The White House business council led by prominent Yale donor Stephen Schwarzman ’69 disbanded on Wednesday, after President Donald Trump came under fire for his comments on the violence in Charlottesville, Virginia.
Schwarzman — who donated $150 million to Yale in 2015 to fund the construction of the Schwarzman Center — organized a conference call with other members of the council on Wednesday morning to discuss the group’s future, according to the New York Times.
After a debate, the business executives on the call decided to disband the council, officially known as the Strategic and Policy Forum, the Times reported.
Trump formed the council last December, and appointed Schwarzman as chair. Since then, the Blackstone founder has emerged as one of Trump’s closest confidantes in the business world, advising the president on issues ranging from the economy to immigration.
But this week, eight members of another business advisory group — the president’s manufacturing council — resigned in protest after Trump repeatedly blamed the violence at last weekend’s alt-right rally in Charlottesville “on both sides.”
No members of the Strategic and Policy Forum stepped down after Trump’s Charlottesville comments. But two had previously resigned to protest the United States’ withdrawal from the Paris climate agreement. And a third, the former Uber CEO Travis Kalanick, left the council when Trump issued his immigration ban earlier this year.

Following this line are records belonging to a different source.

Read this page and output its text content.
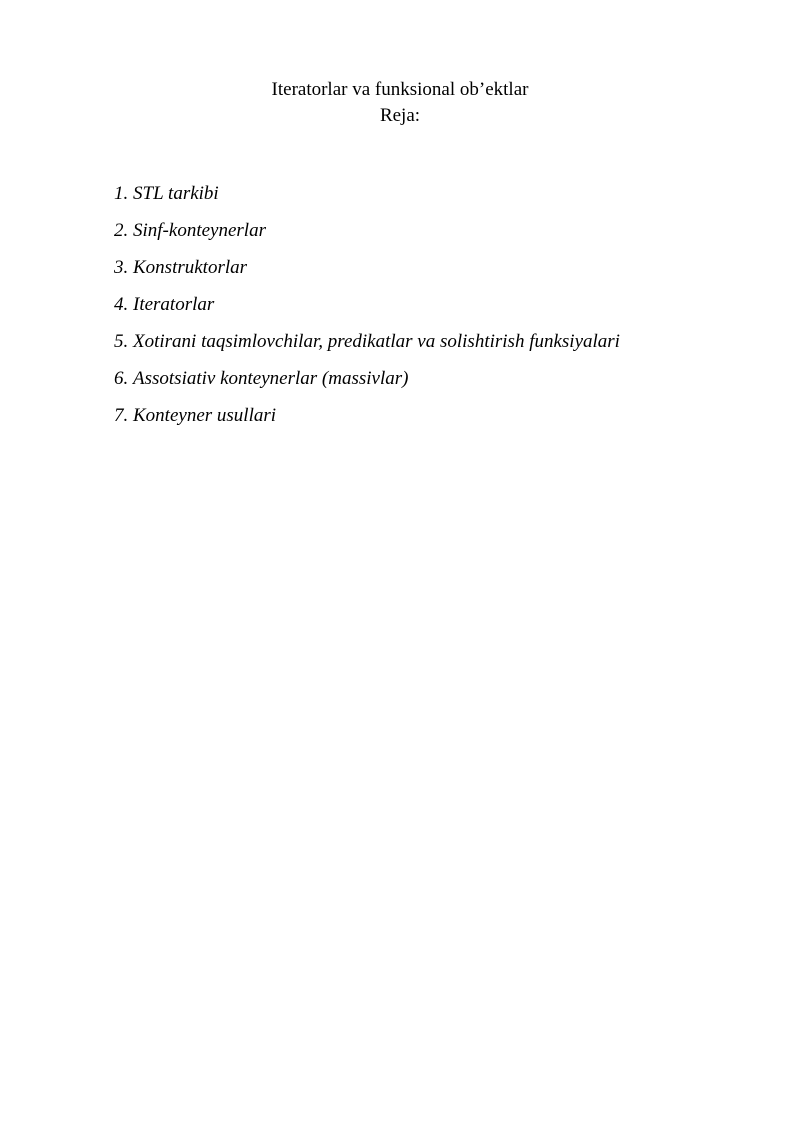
Iteratorlar va funksional ob’ektlar
Reja:
1. STL tarkibi
2. Sinf-konteynerlar
3. Konstruktorlar
4. Iteratorlar
5. Xotirani taqsimlovchilar, predikatlar va solishtirish funksiyalari
6. Assotsiativ konteynerlar (massivlar)
7. Konteyner usullari
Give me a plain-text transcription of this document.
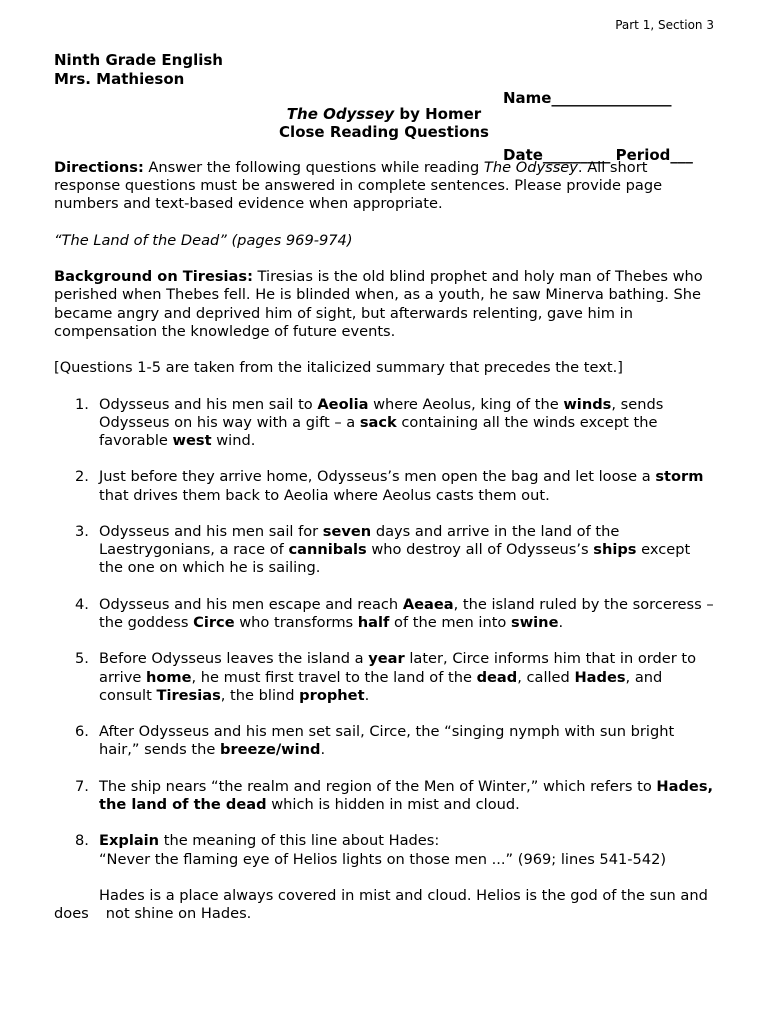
Part 1, Section 3
Ninth Grade English
Mrs. Mathieson

Name________________

Date_________ Period___

The Odyssey by Homer
Close Reading Questions

Directions: Answer the following questions while reading The Odyssey. All short response questions must be answered in complete sentences. Please provide page numbers and text-based evidence when appropriate.

“The Land of the Dead” (pages 969-974)

Background on Tiresias: Tiresias is the old blind prophet and holy man of Thebes who perished when Thebes fell. He is blinded when, as a youth, he saw Minerva bathing. She became angry and deprived him of sight, but afterwards relenting, gave him in compensation the knowledge of future events.

[Questions 1-5 are taken from the italicized summary that precedes the text.]

1. Odysseus and his men sail to Aeolia where Aeolus, king of the winds, sends Odysseus on his way with a gift – a sack containing all the winds except the favorable west wind.
2. Just before they arrive home, Odysseus’s men open the bag and let loose a storm that drives them back to Aeolia where Aeolus casts them out.
3. Odysseus and his men sail for seven days and arrive in the land of the Laestrygonians, a race of cannibals who destroy all of Odysseus’s ships except the one on which he is sailing.
4. Odysseus and his men escape and reach Aeaea, the island ruled by the sorceress – the goddess Circe who transforms half of the men into swine.
5. Before Odysseus leaves the island a year later, Circe informs him that in order to arrive home, he must first travel to the land of the dead, called Hades, and consult Tiresias, the blind prophet.
6. After Odysseus and his men set sail, Circe, the “singing nymph with sun bright hair,” sends the breeze/wind.
7. The ship nears “the realm and region of the Men of Winter,” which refers to Hades, the land of the dead which is hidden in mist and cloud.
8. Explain the meaning of this line about Hades:
“Never the flaming eye of Helios lights on those men ...” (969; lines 541-542)

Hades is a place always covered in mist and cloud. Helios is the god of the sun and does not shine on Hades.
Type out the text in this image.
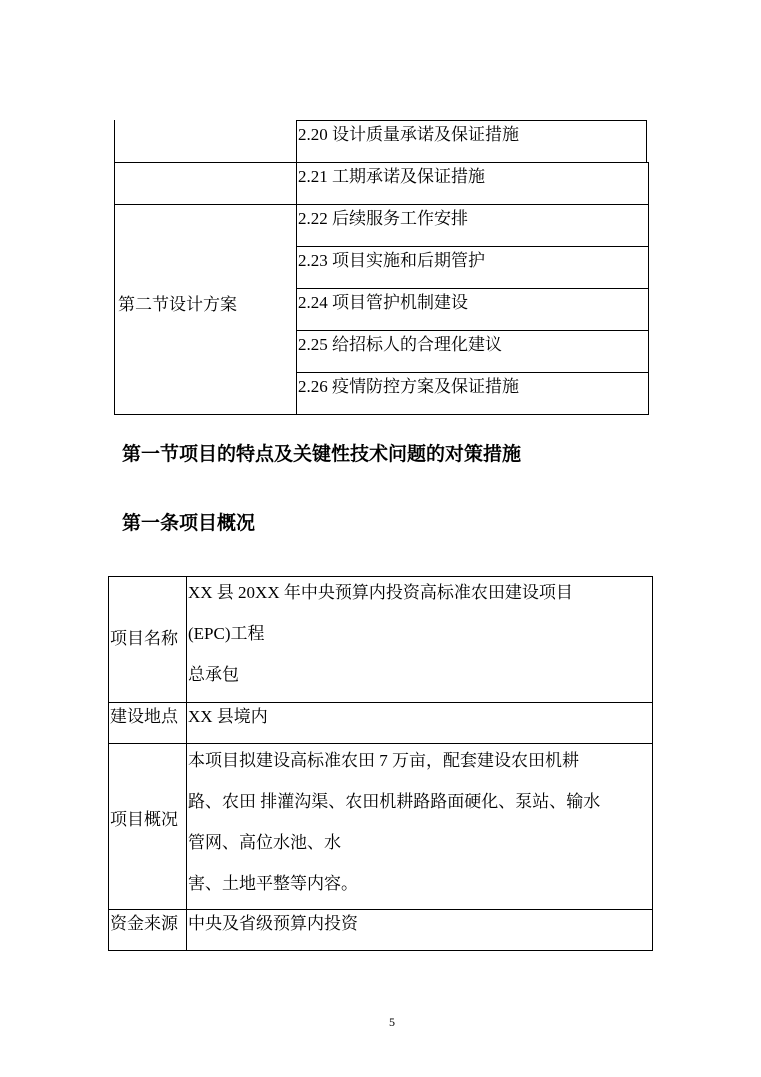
第二节设计方案
2.20 设计质量承诺及保证措施
2.21 工期承诺及保证措施
2.22 后续服务工作安排
2.23 项目实施和后期管护
2.24 项目管护机制建设
2.25 给招标人的合理化建议
2.26 疫情防控方案及保证措施
第一节项目的特点及关键性技术问题的对策措施
第一条项目概况
项目名称
XX 县 20XX 年中央预算内投资高标准农田建设项目
(EPC)工程
总承包
建设地点 XX 县境内
项目概况
本项目拟建设高标准农田 7 万亩，配套建设农田机耕
路、农田 排灌沟渠、农田机耕路路面硬化、泵站、输水
管网、高位水池、水
害、土地平整等内容。
资金来源 中央及省级预算内投资
5
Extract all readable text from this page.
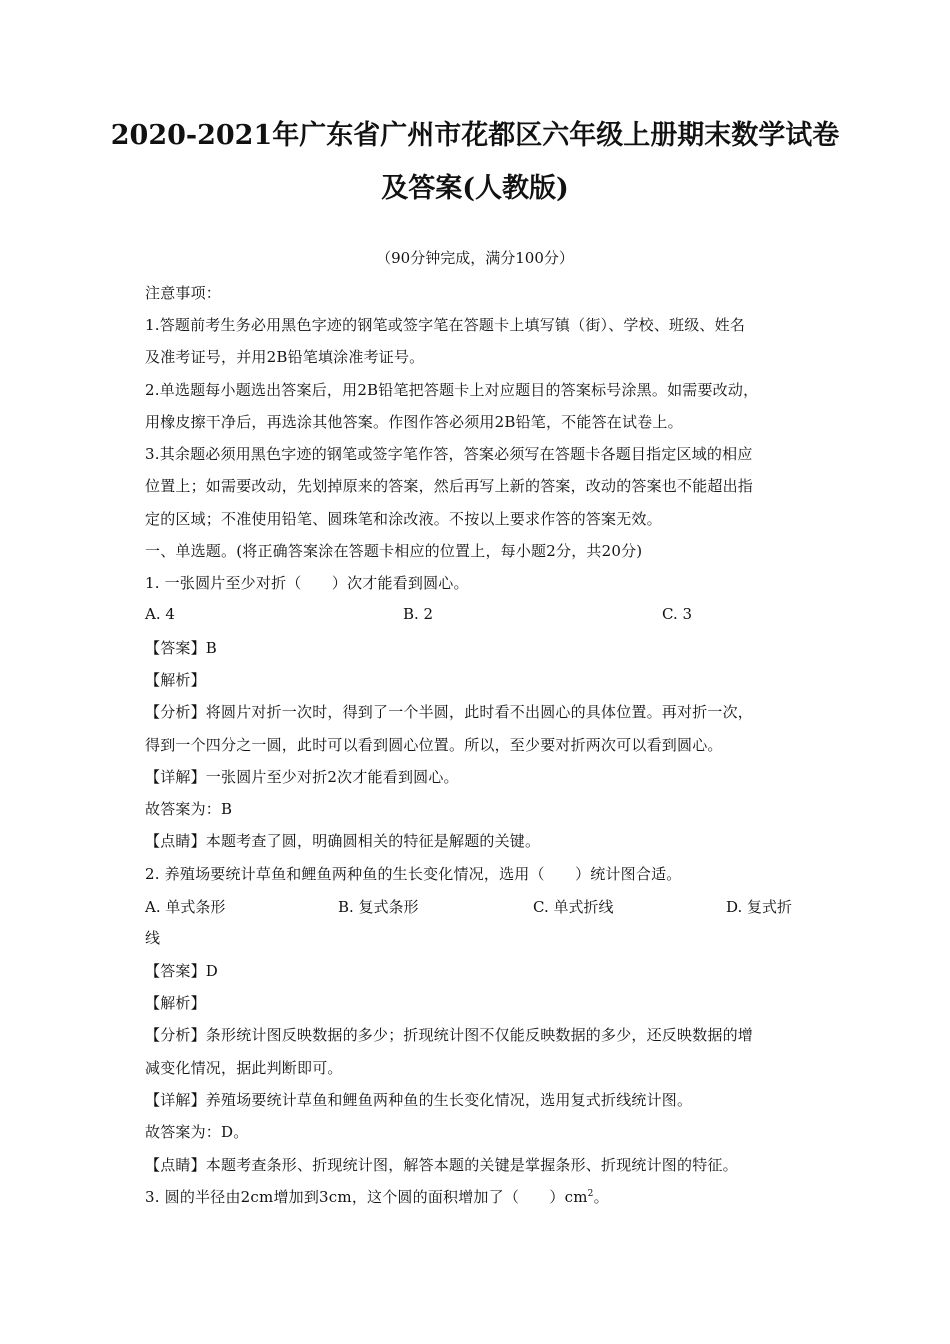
2020-2021年广东省广州市花都区六年级上册期末数学试卷
及答案(人教版)
（90分钟完成，满分100分）
注意事项：
1.答题前考生务必用黑色字迹的钢笔或签字笔在答题卡上填写镇（街）、学校、班级、姓名
及准考证号，并用2B铅笔填涂准考证号。
2.单选题每小题选出答案后，用2B铅笔把答题卡上对应题目的答案标号涂黑。如需要改动，
用橡皮擦干净后，再选涂其他答案。作图作答必须用2B铅笔，不能答在试卷上。
3.其余题必须用黑色字迹的钢笔或签字笔作答，答案必须写在答题卡各题目指定区域的相应
位置上；如需要改动，先划掉原来的答案，然后再写上新的答案，改动的答案也不能超出指
定的区域；不准使用铅笔、圆珠笔和涂改液。不按以上要求作答的答案无效。
一、单选题。(将正确答案涂在答题卡相应的位置上，每小题2分，共20分)
1. 一张圆片至少对折（　　）次才能看到圆心。
A. 4	B. 2	C. 3
【答案】B
【解析】
【分析】将圆片对折一次时，得到了一个半圆，此时看不出圆心的具体位置。再对折一次，
得到一个四分之一圆，此时可以看到圆心位置。所以，至少要对折两次可以看到圆心。
【详解】一张圆片至少对折2次才能看到圆心。
故答案为：B
【点睛】本题考查了圆，明确圆相关的特征是解题的关键。
2. 养殖场要统计草鱼和鲤鱼两种鱼的生长变化情况，选用（　　）统计图合适。
A. 单式条形	B. 复式条形	C. 单式折线	D. 复式折
线
【答案】D
【解析】
【分析】条形统计图反映数据的多少；折现统计图不仅能反映数据的多少，还反映数据的增
减变化情况，据此判断即可。
【详解】养殖场要统计草鱼和鲤鱼两种鱼的生长变化情况，选用复式折线统计图。
故答案为：D。
【点睛】本题考查条形、折现统计图，解答本题的关键是掌握条形、折现统计图的特征。
3. 圆的半径由2cm增加到3cm，这个圆的面积增加了（　　）$cm^2$。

After the conference call, Trump announced on Twitter that he was shutting down the manufacturing council and the Schwarzman-led Strategic and Policy Forum to avoid “putting pressure on the businesspeople.”
Schwarzman issued a statement on Monday condemning the violence in Charlottesville. But he did not step down from the Strategic and Policy Forum.
“Bigotry, hatred and extremism are an affront to core American values and have no place in this country,” Schwarzman wrote. “Encouraging tolerance and understanding must be a core national imperative and I will work to further that goal.”